Where (h,k) is the center and r is the radius.

We have the equation:

`x^2+y^2-6x-8y-30=0`

Thus, we want to turn this into the circle equation.

To do so, we need to complete the square.

First, put all the x-terms together and all the y-terms together. Also, add 30 to both sides:

`(x^2-6x)+(y^2-8y)-30=0\\(x^2-6x)+(y^2-8y)=30`

Now, complete the square for both of the variables. Recall how to complete the square. If we have:

`x^2+bx`

We divide b by 2 and then square it. Then we will have a perfect square trinomial.
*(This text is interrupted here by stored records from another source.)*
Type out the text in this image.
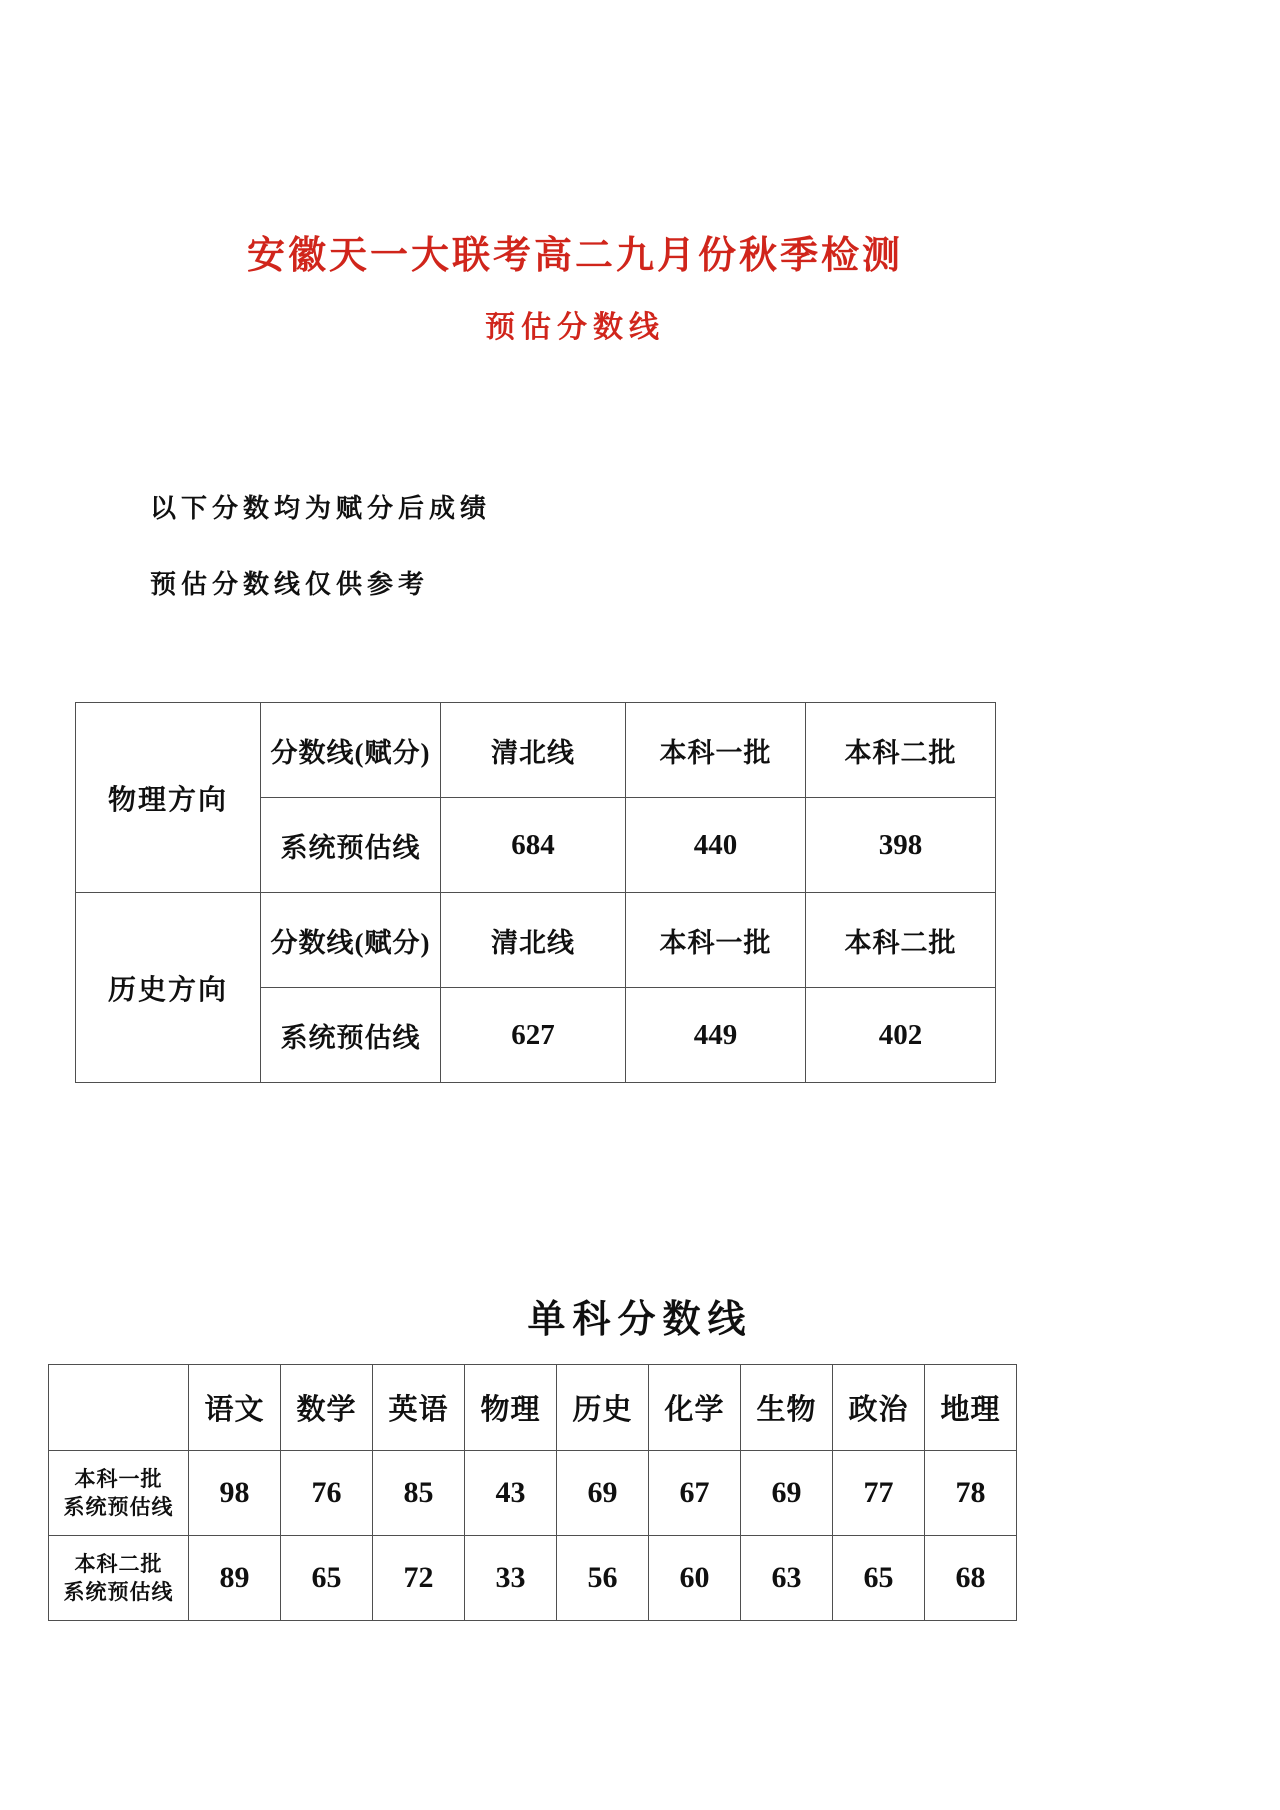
安徽天一大联考高二九月份秋季检测
预估分数线
以下分数均为赋分后成绩
预估分数线仅供参考
物理方向	分数线(赋分)	清北线	本科一批	本科二批
	系统预估线	684	440	398
历史方向	分数线(赋分)	清北线	本科一批	本科二批
	系统预估线	627	449	402
单科分数线
	语文	数学	英语	物理	历史	化学	生物	政治	地理

本科一批
系统预估线	98	76	85	43	69	67	69	77	78

本科二批
系统预估线	89	65	72	33	56	60	63	65	68
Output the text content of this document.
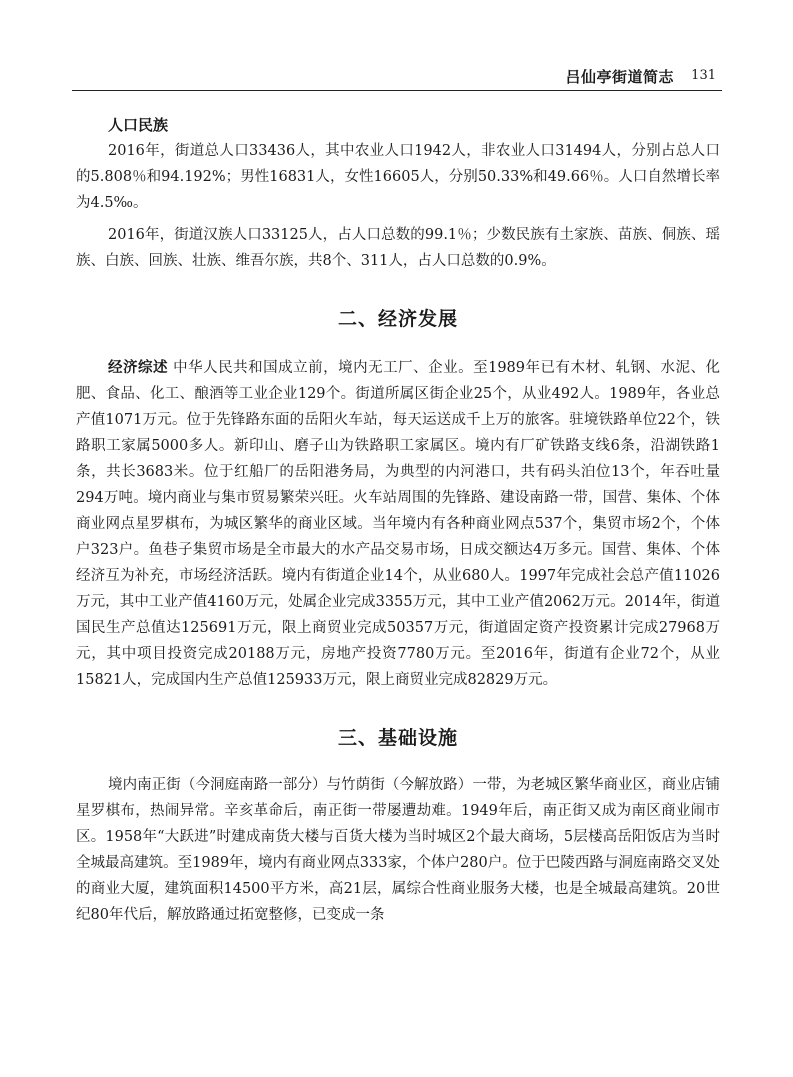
吕仙亭街道简志 131

人口民族

2016年，街道总人口33436人，其中农业人口1942人，非农业人口31494人，分别占总人口的5.808％和94.192%；男性16831人，女性16605人，分别50.33%和49.66％。人口自然增长率为4.5‰。

2016年，街道汉族人口33125人，占人口总数的99.1％；少数民族有土家族、苗族、侗族、瑶族、白族、回族、壮族、维吾尔族，共8个、311人，占人口总数的0.9%。

二、经济发展

经济综述 中华人民共和国成立前，境内无工厂、企业。至1989年已有木材、轧钢、水泥、化肥、食品、化工、酿酒等工业企业129个。街道所属区街企业25个，从业492人。1989年，各业总产值1071万元。位于先锋路东面的岳阳火车站，每天运送成千上万的旅客。驻境铁路单位22个，铁路职工家属5000多人。新印山、磨子山为铁路职工家属区。境内有厂矿铁路支线6条，沿湖铁路1条，共长3683米。位于红船厂的岳阳港务局，为典型的内河港口，共有码头泊位13个，年吞吐量294万吨。境内商业与集市贸易繁荣兴旺。火车站周围的先锋路、建设南路一带，国营、集体、个体商业网点星罗棋布，为城区繁华的商业区域。当年境内有各种商业网点537个，集贸市场2个，个体户323户。鱼巷子集贸市场是全市最大的水产品交易市场，日成交额达4万多元。国营、集体、个体经济互为补充，市场经济活跃。境内有街道企业14个，从业680人。1997年完成社会总产值11026万元，其中工业产值4160万元，处属企业完成3355万元，其中工业产值2062万元。2014年，街道国民生产总值达125691万元，限上商贸业完成50357万元，街道固定资产投资累计完成27968万元，其中项目投资完成20188万元，房地产投资7780万元。至2016年，街道有企业72个，从业15821人，完成国内生产总值125933万元，限上商贸业完成82829万元。

三、基础设施

境内南正街（今洞庭南路一部分）与竹荫街（今解放路）一带，为老城区繁华商业区，商业店铺星罗棋布，热闹异常。辛亥革命后，南正街一带屡遭劫难。1949年后，南正街又成为南区商业闹市区。1958年“大跃进”时建成南货大楼与百货大楼为当时城区2个最大商场，5层楼高岳阳饭店为当时全城最高建筑。至1989年，境内有商业网点333家，个体户280户。位于巴陵西路与洞庭南路交叉处的商业大厦，建筑面积14500平方米，高21层，属综合性商业服务大楼，也是全城最高建筑。20世纪80年代后，解放路通过拓宽整修，已变成一条
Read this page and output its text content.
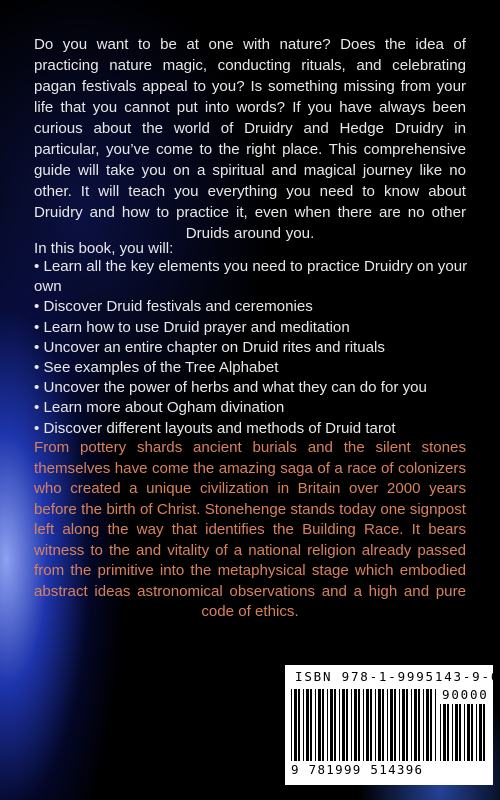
Do you want to be at one with nature? Does the idea of practicing nature magic, conducting rituals, and celebrating pagan festivals appeal to you? Is something missing from your life that you cannot put into words? If you have always been curious about the world of Druidry and Hedge Druidry in particular, you’ve come to the right place. This comprehensive guide will take you on a spiritual and magical journey like no other. It will teach you everything you need to know about Druidry and how to practice it, even when there are no other Druids around you.

In this book, you will:

• Learn all the key elements you need to practice Druidry on your own
• Discover Druid festivals and ceremonies
• Learn how to use Druid prayer and meditation
• Uncover an entire chapter on Druid rites and rituals
• See examples of the Tree Alphabet
• Uncover the power of herbs and what they can do for you
• Learn more about Ogham divination
• Discover different layouts and methods of Druid tarot

From pottery shards ancient burials and the silent stones themselves have come the amazing saga of a race of colonizers who created a unique civilization in Britain over 2000 years before the birth of Christ. Stonehenge stands today one signpost left along the way that identifies the Building Race. It bears witness to the and vitality of a national religion already passed from the primitive into the metaphysical stage which embodied abstract ideas astronomical observations and a high and pure code of ethics.

ISBN 978-1-9995143-9-6
90000
9 781999 514396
To keep things balanced, we must also subtract what we added.

Thus, for the first term:

`(x^2-6x)\\=(x^2-6x+9)-9\\(x-3)^2-9`

And for the second term:

`(y^2-8y)\\=(y^2-8y+16)-16\\=(y-4)^2-16`

Replace the two terms:

`((x-3)^2-9)+((y-4)^2-16)=30`

Simplify. Add -9 and -16:

`(x-3)^2+(y-4)^2-25=30`

Add 25 to both sides:

`(x-3)^2+(y-4)^2=55`

This is now in the form of the circle equation.

Thus, the center is (3,4).

And the radius is √55 which is approximately 7.42